Hersenonderzoek topprioriteit
‘In de toekomst zullen al die technieken ook meer digitaal worden samengebracht, zodat we tot een multidimensionaal beeld komen’, blikt Parizel vooruit. ‘Multiparametrische beeldvorming zal een almaar grotere rol spelen. En artsen zullen de technieken in kwestie meer gaan gebruiken om de evolutie van een ziekteproces systematisch op te volgen.’
Al die ontwikkelingen maken een enorm verschil voor de patiënt. Sommige hersentumoren en vaatafwijkingen die 30 jaar geleden onbehandelbaar waren, zijn vandaag volledig te genezen, onder meer doordat de diagnose veel fijner wordt gesteld en de therapie beter kan worden gestuurd. Parizel: ‘Ook in geval van hersenbeschadiging na een ongeval kunnen we soms heel kleine letsels vinden die vroeger niet zichtbaar waren, maar wel voor blijvende klachten zorgen. Voorts hebben we op het vlak van herseninfarcten een geweldige vooruitgang geboekt.

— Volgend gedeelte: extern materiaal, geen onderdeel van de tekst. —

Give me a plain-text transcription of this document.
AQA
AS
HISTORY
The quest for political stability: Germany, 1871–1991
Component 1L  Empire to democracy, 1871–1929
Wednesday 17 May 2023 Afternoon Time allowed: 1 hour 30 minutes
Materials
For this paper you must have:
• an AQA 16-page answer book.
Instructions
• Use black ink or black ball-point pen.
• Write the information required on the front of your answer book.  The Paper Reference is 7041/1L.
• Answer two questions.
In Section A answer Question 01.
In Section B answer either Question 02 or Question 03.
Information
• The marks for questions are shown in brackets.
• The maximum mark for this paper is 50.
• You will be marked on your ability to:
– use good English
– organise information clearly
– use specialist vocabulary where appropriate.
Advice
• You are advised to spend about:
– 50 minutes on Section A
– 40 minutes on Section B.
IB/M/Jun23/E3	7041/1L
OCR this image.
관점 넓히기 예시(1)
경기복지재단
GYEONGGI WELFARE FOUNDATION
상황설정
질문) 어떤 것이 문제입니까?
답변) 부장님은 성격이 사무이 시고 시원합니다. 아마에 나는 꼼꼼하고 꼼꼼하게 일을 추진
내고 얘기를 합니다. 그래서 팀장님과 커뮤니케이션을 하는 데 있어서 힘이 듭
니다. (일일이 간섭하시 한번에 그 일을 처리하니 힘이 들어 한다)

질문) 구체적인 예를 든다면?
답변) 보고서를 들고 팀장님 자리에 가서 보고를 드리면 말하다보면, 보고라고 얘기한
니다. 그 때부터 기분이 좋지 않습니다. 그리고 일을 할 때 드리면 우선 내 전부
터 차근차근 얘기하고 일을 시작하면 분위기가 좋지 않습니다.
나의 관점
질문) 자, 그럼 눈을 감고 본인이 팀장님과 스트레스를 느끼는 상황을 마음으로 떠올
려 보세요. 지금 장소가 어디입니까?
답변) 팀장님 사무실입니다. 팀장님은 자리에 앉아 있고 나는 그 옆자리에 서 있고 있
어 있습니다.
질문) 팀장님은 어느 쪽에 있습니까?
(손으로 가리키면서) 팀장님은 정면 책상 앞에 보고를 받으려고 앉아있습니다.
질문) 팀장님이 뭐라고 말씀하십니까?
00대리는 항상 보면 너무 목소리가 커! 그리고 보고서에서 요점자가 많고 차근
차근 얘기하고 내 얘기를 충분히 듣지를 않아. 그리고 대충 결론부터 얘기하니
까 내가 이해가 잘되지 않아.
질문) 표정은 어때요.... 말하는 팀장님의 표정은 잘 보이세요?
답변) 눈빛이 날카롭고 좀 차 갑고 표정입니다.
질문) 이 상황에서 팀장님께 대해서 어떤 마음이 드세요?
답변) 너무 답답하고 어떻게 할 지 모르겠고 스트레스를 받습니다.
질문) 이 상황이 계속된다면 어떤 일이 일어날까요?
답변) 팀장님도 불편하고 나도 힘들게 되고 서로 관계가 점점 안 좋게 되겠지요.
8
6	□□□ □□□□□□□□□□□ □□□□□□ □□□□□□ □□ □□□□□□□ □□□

Als je er vroeg genoeg bij bent, kun je de bloedklonter die het infarct veroorzaakt, oplossen of wegnemen en zo de doorbloeding van de hersenen herstellen.’
In veel onderzoekscentra is hersenonderzoek vandaag een absolute topprioriteit. ‘In sommige grote farmaceutische bedrijven spitst het geneesmiddelenonderzoek zich voor meer dan de helft toe op medicatie die inwerkt op het centrale zenuwstelsel. Dat onderzoek is maar mogelijk dankzij beeldvorming’, besluit Parizel.